Ah, nothin' beats the classics. Watching the remake of Battlestar Galactica has made me want to go back and see the original, so I have just completed the pilot of the original series, "Saga of a Star World." If I had only known how fracking long it was, I wouldn't have tried to watch it all in one night.
Many yahrens ago, this was a precious part of my childhood, so on this revisit I am disappointed to see it's a lot dumber than I remember and pleased to see it's not nearly as bad as I had feared. Still, it's weird to watch this while I'm in the middle of the gritty, drama-obsessed remake. I would say it's remarkable that they made something so serious out of something so campy, if only that weren't unusual in sf.
As soon as the opening narration began with, "Some say life here began out there," I knew I was in for something campy. And when I say campy, I mean campy: gold-trimed uniforms, Cylon butt-capes, overacting from the whole cast, the cute kid and his furry robot (who tag along on dangerous missions for no apparent reason), and the supposedly super-intelligent yet motive-free robot villains whose only battle tactic is to strafe everything with fighters. Want to blow up a battleship? Strafe it with fighters. Want to destroy a planet? Strafe it with fighters. One wonders what they have capital ships for. And why does it take three cylons to pilot a fighter, anyway?

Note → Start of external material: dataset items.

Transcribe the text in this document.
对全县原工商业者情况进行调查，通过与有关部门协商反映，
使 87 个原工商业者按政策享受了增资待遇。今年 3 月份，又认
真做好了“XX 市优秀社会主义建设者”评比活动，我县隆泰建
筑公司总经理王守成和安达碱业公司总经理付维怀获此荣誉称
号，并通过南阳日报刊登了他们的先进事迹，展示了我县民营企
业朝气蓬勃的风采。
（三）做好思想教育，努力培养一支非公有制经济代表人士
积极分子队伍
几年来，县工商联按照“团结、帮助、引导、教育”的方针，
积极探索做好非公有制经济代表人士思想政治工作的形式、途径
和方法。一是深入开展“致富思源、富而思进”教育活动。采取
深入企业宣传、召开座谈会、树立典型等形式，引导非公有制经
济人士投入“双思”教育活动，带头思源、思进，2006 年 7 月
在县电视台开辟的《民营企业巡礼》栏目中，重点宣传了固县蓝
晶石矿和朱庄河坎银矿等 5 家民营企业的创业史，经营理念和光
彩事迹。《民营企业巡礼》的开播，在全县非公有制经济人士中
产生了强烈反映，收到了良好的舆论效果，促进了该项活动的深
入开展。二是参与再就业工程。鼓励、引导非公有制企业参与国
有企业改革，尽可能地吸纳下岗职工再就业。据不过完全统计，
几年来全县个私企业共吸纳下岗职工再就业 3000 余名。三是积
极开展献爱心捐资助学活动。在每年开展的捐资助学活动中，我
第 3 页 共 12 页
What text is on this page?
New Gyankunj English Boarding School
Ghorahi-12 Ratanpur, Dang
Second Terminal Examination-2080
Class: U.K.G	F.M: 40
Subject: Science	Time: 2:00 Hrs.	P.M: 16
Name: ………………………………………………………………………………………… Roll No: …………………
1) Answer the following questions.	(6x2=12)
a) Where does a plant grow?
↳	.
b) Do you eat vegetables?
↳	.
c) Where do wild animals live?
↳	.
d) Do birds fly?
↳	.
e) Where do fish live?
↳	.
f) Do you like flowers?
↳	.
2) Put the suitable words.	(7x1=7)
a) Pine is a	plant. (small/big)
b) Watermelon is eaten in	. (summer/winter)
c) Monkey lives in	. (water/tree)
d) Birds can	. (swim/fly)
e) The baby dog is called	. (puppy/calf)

You gotta love watching the heroes and the robots shooting flashlights at each other. And the little serrated bayonets on the Cylon rifles are just so darn cute. But the best thing about the Battlestar Galactica pilot is easily the part where Starbuck and Apollo blow up an entire planet--with their handguns. Yes, this is the realm of pure camp.
Fans will inevitably squabble over which incarnation of this show is the better one, but I see no reason the two versions can't peacefully coexist. The original is undoubtedly the more fun, but the remake is unquestionably better written and more carefully conceived. The remake also deserves some credit for its casual nod to real-world physics, though you shouldn't let it fool you: it still uses fakey artificial gravity, and real spaceships engaging each other at such close ranges would destroy each other with flying shrapnel.
It's interesting to see how the new series pays homage to the old, and also how it intentionally twists things. I hadn't realized how much the new Baltar's (James Callis) sweaty antics resemble the sweaty antics of the original (John Colicos). Also, the new show's heavy reworking of the original's religious undertones, and the transformation of the human-Cylon war from a pointless conflict into a religious conflict, is a smart move. And making the Cylons into human creations is an obvious but wise maneuver as well.
The other smart move of the remake is putting together a believable military jargon to replace the pointless made-up words of the old series, words like daggit, yahren, and socia-whatchamacallit. In fact, my only disappointment with the new show, as I've said before, is the extreme lack of Boxey and Muffit. I got all excited when they introduced Boxey as a sullen, punkish kid who follows Starbuck around, but it was just a tease. How dare they!
My priest tells me that liking the original Battlestar Galactica is an excommunicable offense, but I don't care! I'm living in sin! Buahahahaha!